On state-tracking tasks, the data-dependent RoPE/complex-state variant solves parity and modular arithmetic tasks that Mamba-2 and non-complex variants fail in the reported experiments.
Relevance To This Wiki
Mamba-3 is important background for efficient sequence models because it shows that the Mamba family is still gaining expressivity from state-space principles rather than only from kernel engineering. It sharpens the difference between efficient recurrent models that preserve linear hidden-state updates and ParaRNN’s attempt to make genuinely nonlinear hidden-state updates trainable in parallel.
For time-series and world-model readers, the complex-state and MIMO directions are especially relevant because they move SSMs closer to richer latent-state dynamics while retaining recurrent inference.
Limitations
- Mamba-3 remains in the structured SSM family; it is not a general nonlinear RNN solver.

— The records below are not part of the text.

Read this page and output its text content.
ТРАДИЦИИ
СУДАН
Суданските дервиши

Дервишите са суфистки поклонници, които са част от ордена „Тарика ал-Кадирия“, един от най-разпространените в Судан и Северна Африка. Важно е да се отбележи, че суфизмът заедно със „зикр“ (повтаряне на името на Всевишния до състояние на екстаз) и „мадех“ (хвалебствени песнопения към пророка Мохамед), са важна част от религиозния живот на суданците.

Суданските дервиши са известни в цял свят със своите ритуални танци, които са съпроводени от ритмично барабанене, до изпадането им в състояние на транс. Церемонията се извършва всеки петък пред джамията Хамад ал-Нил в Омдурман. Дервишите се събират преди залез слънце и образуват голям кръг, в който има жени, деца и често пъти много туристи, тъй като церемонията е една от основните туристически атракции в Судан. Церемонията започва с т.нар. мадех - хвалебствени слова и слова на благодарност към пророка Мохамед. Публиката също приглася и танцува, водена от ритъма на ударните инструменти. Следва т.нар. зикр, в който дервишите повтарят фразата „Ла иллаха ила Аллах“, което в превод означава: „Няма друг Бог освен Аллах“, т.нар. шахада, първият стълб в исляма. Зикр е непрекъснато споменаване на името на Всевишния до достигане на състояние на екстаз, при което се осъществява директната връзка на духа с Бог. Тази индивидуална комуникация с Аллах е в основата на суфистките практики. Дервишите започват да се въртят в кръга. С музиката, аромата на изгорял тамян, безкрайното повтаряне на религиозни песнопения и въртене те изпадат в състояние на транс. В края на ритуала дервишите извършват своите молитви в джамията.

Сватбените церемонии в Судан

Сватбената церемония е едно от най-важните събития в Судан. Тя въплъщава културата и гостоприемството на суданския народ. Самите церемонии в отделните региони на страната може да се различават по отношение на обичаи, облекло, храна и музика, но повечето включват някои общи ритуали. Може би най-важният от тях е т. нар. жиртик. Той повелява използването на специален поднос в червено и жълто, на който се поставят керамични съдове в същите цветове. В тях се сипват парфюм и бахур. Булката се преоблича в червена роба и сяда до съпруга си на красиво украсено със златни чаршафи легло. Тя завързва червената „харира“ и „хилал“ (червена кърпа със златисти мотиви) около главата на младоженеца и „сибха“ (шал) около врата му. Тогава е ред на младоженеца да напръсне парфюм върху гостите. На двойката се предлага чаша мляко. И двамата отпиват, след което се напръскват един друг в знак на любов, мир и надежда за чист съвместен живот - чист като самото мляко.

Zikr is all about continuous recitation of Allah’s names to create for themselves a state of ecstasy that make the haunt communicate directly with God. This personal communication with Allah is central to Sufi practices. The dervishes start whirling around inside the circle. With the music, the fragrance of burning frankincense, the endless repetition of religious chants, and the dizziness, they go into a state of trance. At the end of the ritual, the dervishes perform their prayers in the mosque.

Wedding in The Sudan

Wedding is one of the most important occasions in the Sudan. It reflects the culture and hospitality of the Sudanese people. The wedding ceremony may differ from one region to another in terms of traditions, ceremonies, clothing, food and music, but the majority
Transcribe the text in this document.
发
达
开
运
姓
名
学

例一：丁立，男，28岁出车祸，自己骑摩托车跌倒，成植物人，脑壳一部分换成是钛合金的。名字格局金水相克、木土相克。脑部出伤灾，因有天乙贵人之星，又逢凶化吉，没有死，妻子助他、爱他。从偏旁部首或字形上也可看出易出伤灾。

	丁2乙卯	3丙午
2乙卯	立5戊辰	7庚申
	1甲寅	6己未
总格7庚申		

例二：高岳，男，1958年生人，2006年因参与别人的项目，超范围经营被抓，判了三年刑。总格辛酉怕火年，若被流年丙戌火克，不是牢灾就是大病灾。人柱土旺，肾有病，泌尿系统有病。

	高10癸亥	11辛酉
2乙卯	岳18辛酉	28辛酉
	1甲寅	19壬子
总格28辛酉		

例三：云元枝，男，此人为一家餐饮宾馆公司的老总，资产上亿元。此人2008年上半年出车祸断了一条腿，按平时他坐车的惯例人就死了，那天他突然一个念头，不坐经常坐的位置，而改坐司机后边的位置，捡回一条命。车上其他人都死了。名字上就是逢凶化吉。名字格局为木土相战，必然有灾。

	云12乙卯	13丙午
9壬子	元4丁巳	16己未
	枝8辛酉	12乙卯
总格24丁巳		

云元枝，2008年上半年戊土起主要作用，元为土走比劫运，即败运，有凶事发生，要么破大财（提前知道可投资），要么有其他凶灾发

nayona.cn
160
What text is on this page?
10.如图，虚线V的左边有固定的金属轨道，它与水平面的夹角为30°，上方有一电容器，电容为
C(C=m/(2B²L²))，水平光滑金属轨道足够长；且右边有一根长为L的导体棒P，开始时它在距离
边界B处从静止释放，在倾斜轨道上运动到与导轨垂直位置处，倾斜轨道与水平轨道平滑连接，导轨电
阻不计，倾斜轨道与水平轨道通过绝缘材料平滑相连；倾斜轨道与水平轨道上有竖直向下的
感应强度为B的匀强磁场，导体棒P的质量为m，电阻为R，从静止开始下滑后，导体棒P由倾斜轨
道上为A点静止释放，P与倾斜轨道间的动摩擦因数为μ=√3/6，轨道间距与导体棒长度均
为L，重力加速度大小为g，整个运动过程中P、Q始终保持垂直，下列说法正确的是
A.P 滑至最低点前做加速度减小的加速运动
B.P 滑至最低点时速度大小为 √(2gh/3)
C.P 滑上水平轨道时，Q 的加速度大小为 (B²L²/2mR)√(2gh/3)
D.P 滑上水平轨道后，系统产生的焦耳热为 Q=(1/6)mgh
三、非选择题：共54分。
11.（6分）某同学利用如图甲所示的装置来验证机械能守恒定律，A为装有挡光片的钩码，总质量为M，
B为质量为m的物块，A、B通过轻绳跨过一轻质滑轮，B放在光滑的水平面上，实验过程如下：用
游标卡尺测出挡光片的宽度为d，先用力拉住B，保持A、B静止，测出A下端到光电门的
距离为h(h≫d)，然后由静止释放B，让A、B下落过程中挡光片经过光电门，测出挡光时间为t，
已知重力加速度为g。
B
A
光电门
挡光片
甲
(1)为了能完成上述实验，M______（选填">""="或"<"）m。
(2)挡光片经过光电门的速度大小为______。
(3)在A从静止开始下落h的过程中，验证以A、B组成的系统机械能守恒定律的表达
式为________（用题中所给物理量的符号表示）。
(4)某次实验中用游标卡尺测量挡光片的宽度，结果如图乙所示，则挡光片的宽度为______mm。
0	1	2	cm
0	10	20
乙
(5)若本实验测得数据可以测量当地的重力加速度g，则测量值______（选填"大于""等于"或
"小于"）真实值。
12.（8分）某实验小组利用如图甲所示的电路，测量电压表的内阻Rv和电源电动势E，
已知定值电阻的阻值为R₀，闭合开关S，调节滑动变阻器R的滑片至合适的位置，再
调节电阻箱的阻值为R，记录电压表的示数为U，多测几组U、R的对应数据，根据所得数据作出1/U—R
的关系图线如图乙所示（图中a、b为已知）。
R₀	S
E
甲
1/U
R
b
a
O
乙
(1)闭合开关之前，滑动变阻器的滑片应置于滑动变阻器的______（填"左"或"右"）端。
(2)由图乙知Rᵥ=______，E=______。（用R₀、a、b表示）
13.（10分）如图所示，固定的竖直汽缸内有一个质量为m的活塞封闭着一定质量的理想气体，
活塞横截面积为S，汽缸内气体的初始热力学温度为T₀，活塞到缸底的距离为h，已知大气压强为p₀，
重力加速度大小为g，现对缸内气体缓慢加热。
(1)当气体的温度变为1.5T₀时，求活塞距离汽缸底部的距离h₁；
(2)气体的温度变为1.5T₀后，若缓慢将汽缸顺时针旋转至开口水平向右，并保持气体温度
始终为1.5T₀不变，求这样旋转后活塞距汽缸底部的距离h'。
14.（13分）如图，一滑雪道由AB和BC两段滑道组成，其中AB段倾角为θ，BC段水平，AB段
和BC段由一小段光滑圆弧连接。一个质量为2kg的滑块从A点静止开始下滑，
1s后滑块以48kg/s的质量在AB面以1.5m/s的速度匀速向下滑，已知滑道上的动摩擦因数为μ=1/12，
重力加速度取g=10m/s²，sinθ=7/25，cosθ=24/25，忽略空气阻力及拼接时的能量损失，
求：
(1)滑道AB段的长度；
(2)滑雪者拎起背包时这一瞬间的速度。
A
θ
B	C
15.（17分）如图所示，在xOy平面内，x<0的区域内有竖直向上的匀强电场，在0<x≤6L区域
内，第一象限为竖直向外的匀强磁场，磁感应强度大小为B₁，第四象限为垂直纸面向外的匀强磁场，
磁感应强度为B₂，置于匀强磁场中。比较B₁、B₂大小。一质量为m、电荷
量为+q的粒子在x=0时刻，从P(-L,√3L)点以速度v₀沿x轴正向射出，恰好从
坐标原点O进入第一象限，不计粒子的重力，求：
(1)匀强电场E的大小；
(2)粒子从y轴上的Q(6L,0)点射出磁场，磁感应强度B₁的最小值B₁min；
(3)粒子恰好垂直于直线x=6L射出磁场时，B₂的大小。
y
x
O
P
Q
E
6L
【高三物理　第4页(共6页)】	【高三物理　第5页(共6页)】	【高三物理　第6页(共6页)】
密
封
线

- The MIMO variant improves inference-time hardware utilization but can trade off slower training.
- The main evaluation surface is language modeling, retrieval, and synthetic state tracking, so claims about numeric time series, trajectories, or action-conditioned world models need separate validation.
Links Into The Wiki
- Mamba-3
- Efficient Recurrent Sequence Models
- Time-Series Scaling And Efficiency
- Mamba
- Mamba-2
- ParaRNN
Open Questions
- Do complex-valued recurrent state transitions help numeric time-series and control-input modeling, or are the gains mostly for symbolic state tracking?
- Can MIMO SSM updates improve multivariate time-series models without erasing channel-specific deviations?
- How much of Mamba-3’s gain transfers to hybrid architectures that combine attention, SSMs, and nonlinear RNN cells?